El antídoto de la corrupción
El Banco Mundial define la corrupción como el abuso del poder público para beneficio privado que engloba una amplia gama de actividades ilícitas que van desde pequeños sobornos hasta fraudes a gran escala y malversación de fondos públicos. En parecidos términos se expresa “Transparencia Internacional” que la detalla como el abuso de poder para beneficio propio.
En la actualidad es un problema que viene de lejos y constituye una preocupación para la ciudadanía que sigue una línea ascendente. Es fácil entender que la corrupción puede ser el resultado de tres elementos interrelacionados: coyuntura, lucro y riesgo. Si aglutinamos mucho poder en una determinada persona sin un control adecuado se crea la coyuntura favorable. El lucro emana de los ingresos monetarios o inmobiliarios que obtiene el corrupto que estarán vinculados a los beneficios que pueden recaer sobre el que paga. El riesgo está en la posibilidad de ser descubierto y el escarmiento que pueda recibir. Las acciones de corrupción tienen muchas derivaciones pero, sobre todo, socava, a la larga, la legitimidad de los gobiernos, el estado de derecho y el propio sistema democrático.
Esto la convierte en un problema ético, de falta de solidaridad, que impacta de forma negativa en la ciudadanía creando un clima de desconfianza. Creo que la corrupción es un fenómeno social y cultural moldeado por factores como las instituciones, las normas y los valores de una sociedad. Ante estos razonamientos nos preguntamos ¿cómo educar en medio de una sociedad tan quebrada por la corrupción?
Estoy convencido de que la educación y la formación en valores éticos son cruciales para prevenirla. Esto también implica robustecer las instituciones, ya que un sistema legal frágil, la falta de transparencia y mecanismos de control inadecuados facilitan la corrupción.
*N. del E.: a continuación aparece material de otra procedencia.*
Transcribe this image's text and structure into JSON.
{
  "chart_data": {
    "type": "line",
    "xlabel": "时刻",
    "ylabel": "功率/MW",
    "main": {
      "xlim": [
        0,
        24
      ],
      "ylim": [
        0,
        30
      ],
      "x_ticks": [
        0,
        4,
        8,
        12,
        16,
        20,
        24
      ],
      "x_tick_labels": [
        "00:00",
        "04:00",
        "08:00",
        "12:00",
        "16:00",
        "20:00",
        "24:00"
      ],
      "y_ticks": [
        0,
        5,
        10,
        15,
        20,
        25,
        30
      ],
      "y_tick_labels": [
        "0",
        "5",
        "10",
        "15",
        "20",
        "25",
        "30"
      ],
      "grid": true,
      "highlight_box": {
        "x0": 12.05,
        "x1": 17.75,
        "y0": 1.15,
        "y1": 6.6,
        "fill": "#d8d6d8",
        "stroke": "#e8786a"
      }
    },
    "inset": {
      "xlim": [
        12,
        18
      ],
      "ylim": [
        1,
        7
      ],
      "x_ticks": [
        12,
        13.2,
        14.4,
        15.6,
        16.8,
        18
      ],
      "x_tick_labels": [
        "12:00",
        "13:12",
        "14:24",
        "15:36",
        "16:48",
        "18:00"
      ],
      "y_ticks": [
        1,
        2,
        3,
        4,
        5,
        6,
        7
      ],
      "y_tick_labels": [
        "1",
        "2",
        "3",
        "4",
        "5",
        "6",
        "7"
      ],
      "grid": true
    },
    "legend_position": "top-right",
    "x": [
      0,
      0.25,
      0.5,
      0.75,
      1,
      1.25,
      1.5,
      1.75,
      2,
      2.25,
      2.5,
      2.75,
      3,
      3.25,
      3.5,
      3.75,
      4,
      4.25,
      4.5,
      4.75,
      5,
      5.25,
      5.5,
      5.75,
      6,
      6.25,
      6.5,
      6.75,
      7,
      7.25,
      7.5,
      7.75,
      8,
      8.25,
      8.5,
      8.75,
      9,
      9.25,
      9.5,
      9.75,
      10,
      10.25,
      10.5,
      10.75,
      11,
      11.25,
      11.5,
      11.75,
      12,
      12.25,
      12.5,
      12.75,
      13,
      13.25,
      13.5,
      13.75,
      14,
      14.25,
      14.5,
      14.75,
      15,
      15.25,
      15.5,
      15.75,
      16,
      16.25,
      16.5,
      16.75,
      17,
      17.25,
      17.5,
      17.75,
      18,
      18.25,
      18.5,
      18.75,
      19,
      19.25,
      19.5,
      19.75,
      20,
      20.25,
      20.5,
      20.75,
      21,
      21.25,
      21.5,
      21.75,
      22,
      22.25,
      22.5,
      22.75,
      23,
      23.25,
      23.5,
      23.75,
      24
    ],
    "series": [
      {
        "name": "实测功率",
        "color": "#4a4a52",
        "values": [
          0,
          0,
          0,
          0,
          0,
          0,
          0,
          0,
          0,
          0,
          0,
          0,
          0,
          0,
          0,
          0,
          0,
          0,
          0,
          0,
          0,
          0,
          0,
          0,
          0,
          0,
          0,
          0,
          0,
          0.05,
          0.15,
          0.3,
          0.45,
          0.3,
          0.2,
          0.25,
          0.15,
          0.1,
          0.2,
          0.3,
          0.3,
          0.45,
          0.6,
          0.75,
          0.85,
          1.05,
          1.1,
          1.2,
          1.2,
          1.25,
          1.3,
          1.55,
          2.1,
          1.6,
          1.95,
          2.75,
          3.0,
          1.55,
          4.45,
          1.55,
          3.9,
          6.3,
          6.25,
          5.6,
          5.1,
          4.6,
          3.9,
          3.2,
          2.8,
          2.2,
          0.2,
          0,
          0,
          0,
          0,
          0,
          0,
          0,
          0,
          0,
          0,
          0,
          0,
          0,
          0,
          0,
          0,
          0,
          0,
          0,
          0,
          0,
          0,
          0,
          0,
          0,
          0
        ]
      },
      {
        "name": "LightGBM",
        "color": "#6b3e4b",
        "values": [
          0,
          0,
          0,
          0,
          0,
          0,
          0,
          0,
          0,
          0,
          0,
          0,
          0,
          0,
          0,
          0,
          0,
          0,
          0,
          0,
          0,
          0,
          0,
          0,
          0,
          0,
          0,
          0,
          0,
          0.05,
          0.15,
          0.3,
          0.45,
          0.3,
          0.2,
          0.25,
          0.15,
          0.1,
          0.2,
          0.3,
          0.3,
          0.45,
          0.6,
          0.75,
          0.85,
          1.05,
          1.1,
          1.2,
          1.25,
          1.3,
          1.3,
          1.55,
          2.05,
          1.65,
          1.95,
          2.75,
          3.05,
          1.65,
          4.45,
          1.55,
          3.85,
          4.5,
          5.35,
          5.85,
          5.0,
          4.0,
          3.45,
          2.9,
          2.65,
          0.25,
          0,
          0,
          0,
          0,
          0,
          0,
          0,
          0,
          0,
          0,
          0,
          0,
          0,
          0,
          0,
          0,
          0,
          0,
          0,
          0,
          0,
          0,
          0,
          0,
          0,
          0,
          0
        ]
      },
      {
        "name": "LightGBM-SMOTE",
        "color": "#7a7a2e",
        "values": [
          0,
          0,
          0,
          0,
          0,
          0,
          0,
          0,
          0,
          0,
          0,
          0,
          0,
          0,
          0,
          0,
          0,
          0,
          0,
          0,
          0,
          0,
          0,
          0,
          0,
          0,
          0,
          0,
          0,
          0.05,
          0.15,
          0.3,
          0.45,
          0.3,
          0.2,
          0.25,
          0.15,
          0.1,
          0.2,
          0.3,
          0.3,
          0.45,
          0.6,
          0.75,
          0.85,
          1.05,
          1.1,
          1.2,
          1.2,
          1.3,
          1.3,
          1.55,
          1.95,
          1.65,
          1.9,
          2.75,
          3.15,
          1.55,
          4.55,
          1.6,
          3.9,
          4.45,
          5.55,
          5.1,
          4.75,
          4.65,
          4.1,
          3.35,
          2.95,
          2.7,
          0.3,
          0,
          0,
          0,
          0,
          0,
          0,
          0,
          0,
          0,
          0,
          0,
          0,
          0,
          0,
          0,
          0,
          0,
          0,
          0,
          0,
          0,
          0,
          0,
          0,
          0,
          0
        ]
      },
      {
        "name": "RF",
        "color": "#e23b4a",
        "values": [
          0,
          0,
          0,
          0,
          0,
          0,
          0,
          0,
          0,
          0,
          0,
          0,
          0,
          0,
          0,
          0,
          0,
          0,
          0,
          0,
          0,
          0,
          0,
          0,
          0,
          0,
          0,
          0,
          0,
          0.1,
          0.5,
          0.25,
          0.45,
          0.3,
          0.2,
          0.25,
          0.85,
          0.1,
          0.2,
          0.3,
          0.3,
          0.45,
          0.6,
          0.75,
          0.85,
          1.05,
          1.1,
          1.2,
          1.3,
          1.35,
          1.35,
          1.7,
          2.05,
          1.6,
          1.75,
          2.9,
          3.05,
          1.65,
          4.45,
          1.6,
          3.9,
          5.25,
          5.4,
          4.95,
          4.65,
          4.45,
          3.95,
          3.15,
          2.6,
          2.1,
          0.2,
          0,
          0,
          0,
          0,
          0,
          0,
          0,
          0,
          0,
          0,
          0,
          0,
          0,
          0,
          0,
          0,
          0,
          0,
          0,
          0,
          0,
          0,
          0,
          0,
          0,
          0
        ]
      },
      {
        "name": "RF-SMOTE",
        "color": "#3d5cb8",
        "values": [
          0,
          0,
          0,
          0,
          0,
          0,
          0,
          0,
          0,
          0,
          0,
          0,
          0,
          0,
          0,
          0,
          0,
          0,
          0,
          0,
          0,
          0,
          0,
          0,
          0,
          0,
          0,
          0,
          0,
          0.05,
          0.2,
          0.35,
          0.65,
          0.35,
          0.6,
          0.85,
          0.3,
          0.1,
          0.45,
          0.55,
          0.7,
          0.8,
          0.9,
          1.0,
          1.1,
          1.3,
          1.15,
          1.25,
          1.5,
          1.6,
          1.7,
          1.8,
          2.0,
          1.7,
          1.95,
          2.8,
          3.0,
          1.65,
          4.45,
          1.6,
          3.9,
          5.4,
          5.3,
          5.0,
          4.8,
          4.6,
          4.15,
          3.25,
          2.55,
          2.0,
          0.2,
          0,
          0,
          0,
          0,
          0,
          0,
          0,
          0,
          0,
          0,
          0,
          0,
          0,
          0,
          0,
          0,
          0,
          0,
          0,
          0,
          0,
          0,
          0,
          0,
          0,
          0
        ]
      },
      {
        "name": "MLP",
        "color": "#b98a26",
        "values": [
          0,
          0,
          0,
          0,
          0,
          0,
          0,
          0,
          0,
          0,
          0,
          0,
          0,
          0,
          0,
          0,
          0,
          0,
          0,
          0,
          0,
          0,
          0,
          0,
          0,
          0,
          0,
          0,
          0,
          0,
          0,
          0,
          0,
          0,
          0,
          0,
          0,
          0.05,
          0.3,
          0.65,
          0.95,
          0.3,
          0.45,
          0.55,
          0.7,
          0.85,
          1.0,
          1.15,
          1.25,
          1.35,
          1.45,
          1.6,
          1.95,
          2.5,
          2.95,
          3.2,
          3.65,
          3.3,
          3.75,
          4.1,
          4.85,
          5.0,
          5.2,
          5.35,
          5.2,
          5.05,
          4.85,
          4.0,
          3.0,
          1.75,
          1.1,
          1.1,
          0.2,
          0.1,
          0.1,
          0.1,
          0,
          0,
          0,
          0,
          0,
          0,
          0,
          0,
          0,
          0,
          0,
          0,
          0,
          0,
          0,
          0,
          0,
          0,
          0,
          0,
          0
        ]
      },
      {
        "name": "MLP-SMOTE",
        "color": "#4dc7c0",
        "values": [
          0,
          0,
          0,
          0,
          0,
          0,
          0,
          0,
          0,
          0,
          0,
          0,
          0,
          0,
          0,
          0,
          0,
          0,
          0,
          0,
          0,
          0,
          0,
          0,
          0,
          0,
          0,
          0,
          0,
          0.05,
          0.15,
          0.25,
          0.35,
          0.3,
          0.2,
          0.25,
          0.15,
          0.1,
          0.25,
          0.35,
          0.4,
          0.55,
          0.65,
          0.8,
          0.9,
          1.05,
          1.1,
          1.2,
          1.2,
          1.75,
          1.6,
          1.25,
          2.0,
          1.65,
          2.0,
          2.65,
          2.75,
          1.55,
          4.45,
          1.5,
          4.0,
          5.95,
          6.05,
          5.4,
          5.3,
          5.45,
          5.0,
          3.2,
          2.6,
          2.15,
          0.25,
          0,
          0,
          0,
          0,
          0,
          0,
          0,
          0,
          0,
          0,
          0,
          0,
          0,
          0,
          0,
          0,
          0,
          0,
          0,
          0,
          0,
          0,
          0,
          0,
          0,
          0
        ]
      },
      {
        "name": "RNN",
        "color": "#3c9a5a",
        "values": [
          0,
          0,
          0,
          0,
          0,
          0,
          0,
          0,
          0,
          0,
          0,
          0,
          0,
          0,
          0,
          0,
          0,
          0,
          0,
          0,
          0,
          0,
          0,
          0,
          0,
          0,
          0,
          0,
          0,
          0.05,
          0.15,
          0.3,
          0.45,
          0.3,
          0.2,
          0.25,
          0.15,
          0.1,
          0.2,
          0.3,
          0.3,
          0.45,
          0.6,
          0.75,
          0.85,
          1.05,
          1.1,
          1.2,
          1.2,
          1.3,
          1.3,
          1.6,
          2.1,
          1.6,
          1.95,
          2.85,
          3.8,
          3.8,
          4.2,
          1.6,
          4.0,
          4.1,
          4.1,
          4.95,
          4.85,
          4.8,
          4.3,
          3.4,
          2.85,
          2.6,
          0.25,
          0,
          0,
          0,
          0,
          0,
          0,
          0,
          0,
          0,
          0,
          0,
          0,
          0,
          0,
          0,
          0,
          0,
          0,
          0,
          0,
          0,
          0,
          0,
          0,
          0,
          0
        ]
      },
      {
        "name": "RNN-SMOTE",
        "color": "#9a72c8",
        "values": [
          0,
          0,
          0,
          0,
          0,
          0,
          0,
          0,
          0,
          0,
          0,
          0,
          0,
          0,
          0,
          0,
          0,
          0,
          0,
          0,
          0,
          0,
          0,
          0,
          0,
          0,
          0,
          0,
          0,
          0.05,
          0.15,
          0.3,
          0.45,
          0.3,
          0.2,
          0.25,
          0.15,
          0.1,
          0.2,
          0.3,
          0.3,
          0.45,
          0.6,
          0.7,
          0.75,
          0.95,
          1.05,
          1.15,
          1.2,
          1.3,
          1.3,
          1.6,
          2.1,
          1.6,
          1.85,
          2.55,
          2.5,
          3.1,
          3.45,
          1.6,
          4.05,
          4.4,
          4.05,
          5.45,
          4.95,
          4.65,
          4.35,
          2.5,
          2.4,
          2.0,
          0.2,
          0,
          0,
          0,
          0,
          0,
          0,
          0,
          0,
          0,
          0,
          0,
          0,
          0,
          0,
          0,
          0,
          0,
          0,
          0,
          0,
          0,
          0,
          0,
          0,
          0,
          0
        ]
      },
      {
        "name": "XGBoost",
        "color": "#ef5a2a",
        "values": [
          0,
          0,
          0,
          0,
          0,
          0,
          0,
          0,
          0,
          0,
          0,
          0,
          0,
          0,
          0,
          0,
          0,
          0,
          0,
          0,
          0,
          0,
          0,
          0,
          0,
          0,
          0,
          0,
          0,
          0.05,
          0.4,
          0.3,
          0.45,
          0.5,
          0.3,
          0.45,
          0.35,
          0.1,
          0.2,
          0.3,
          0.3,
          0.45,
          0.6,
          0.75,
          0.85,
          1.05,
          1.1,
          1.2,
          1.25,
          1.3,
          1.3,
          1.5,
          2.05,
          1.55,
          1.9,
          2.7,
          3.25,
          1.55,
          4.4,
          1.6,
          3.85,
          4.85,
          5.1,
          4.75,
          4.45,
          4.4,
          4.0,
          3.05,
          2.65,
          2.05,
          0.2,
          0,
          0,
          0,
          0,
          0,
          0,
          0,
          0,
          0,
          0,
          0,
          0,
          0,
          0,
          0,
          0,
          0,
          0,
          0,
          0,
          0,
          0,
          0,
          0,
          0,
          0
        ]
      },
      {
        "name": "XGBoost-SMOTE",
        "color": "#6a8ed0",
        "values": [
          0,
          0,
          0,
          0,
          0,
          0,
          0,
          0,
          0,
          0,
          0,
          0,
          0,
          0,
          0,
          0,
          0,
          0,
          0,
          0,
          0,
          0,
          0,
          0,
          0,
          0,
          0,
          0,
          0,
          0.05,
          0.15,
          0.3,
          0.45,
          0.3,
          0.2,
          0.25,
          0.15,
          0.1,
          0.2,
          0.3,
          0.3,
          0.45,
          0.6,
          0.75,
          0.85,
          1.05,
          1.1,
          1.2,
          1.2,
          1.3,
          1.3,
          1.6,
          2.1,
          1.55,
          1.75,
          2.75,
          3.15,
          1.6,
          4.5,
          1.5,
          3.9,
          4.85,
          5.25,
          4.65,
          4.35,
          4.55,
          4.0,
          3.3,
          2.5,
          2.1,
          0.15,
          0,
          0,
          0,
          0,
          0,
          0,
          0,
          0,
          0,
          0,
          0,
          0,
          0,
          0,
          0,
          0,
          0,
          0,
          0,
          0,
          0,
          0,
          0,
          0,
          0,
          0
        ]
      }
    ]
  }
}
La educación, en su acepción más amplia, tendrá que ser la responsable de acciones formativas y preventivas contra la corrupción aunque para ello tenga que enfrentarse con unas instituciones educativas tradicionales —desde la educación infantil a la universidad— que por inercia u oposición no están respondiendo a nuevas demandas ni desempeñando las funciones novedosas que ahora son necesarias. Además, esta reformulación se fundamenta en una nueva definición de objetivos de la educación absolutamente necesaria. El profesorado, considerado como mediador de los procesos educativos, estará comprometido con las transformaciones democráticas e interesado en la construcción de una ciudadanía plural, que ya se encuentra en otros espacios públicos alternativos.
En este caso, las instituciones educativas asumirían claramente un papel socializador y reflejarían y reinventarían una nueva sociabilidad, donde los esquemas deterministas de reproducción social deberían quedar rebasados.
La pedagogía puede y debe redefinir su relación con las formas modernas de cultura, privilegio y regulación normativa y servir como vehículo de interpretación y potenciación mutua. La pedagogía, como práctica cultural crítica, necesita abrir nuevos espacios institucionales en los que los estudiantes puedan experimentar y definir qué significa ser productores culturales. En este caso, las instituciones educativas pueden ser repensadas como espacios públicos, como zonas fronterizas de cruce comprometidas activamente en producir nuevas formas de comunidad democrática organizadas como lugares de interpretación, negociación y resistencia. No debemos olvidar que los valores deben estar presentes en todo proceso educativo y donde la ética adquiere un papel relevante. Por ello debemos avanzar hacia una educación que promueva la convivencia, la participación y el pensamiento crítico para formar una ciudadanía informada y comprometida dispuesta a denunciar y enfrentar la corrupción. Los adolescentes que están hoy en las aulas serán los futuros gobernantes y lo último que deseamos son propuestas aisladas y voluntaristas.